# CMSC471 Artificial Intelligence

# Project Final Submission

## Project Title

*Matt Manzi, CL69490*

## Problem Description

This application of machine learning will attempt to classify the category of a mobile application using various app store data.  This is a multi-class classification problem since the goal is to correctly identify the category of an app given a set of category options.

Every mobile app shares a subset of features like a name, file size, number of downloads, etc.  The intention is to draw (or disprove) correlation between these shared features and the category of an app.

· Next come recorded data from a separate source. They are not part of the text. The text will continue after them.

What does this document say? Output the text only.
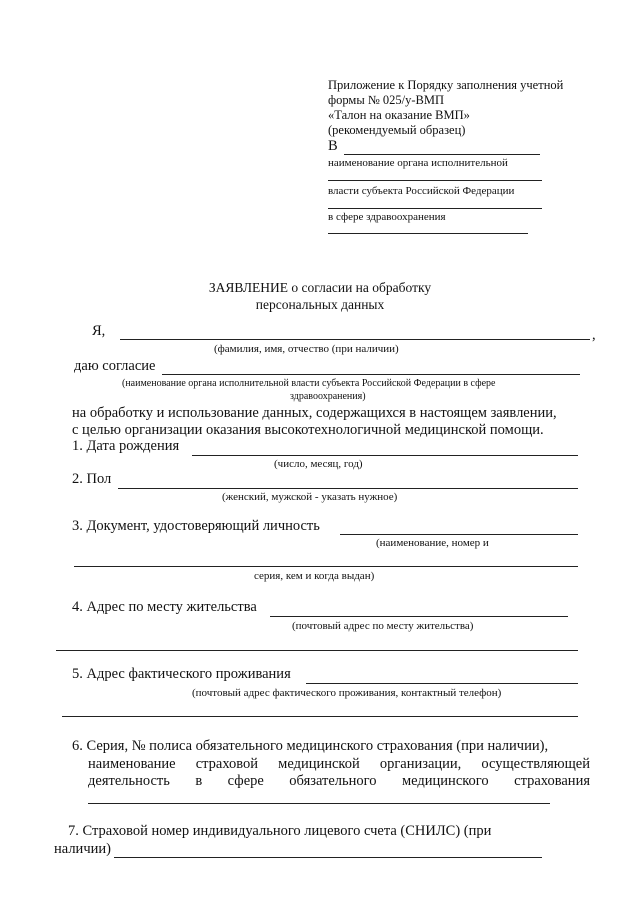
Приложение к Порядку заполнения учетной
формы № 025/у-ВМП
«Талон на оказание ВМП»
(рекомендуемый образец)
В
наименование органа исполнительной
власти субъекта Российской Федерации
в сфере здравоохранения
ЗАЯВЛЕНИЕ о согласии на обработку
персональных данных
Я,	,
(фамилия, имя, отчество (при наличии)
даю согласие
(наименование органа исполнительной власти субъекта Российской Федерации в сфере
здравоохранения)
на обработку и использование данных, содержащихся в настоящем заявлении,
с целью организации оказания высокотехнологичной медицинской помощи.
1. Дата рождения
(число, месяц, год)
2. Пол
(женский, мужской - указать нужное)
3. Документ, удостоверяющий личность
(наименование, номер и
серия, кем и когда выдан)
4. Адрес по месту жительства
(почтовый адрес по месту жительства)
5. Адрес фактического проживания
(почтовый адрес фактического проживания, контактный телефон)
6. Серия, № полиса обязательного медицинского страхования (при наличии),
наименование страховой медицинской организации, осуществляющей
деятельность в сфере обязательного медицинского страхования
7. Страховой номер индивидуального лицевого счета (СНИЛС) (при
наличии)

For example, if a majority of utility apps (compared to those of other categories) with over 100,000 downloads have a file size less than 10 MB, that may indicate that it is more important to consumers that utility apps be small in file size.  On the other hand, if there arises no correlation between the features in this dataset, that may indicate that users do no concern themselves over these aspects and neither should the developer.

## Motivation

I develop my own mobile applications and I'm often very curious about what makes certain apps go viral.  I've heard much anecdotal advice, like that I shoud "develop apps that the developer would themselves want to use."  In an effort to help guide some of my decisions, I believe that being able to classify app categories based on these features implies that there is a consistent expectation for apps in a certain category.  Thus, based on the categories of the apps that I want to develop, I will be able to make more informed decisions.

## Dataset

- Link to dataset source: [https://www.kaggle.com/lava18/google-play-store-apps/data](https://www.kaggle.com/lava18/google-play-store-apps/data)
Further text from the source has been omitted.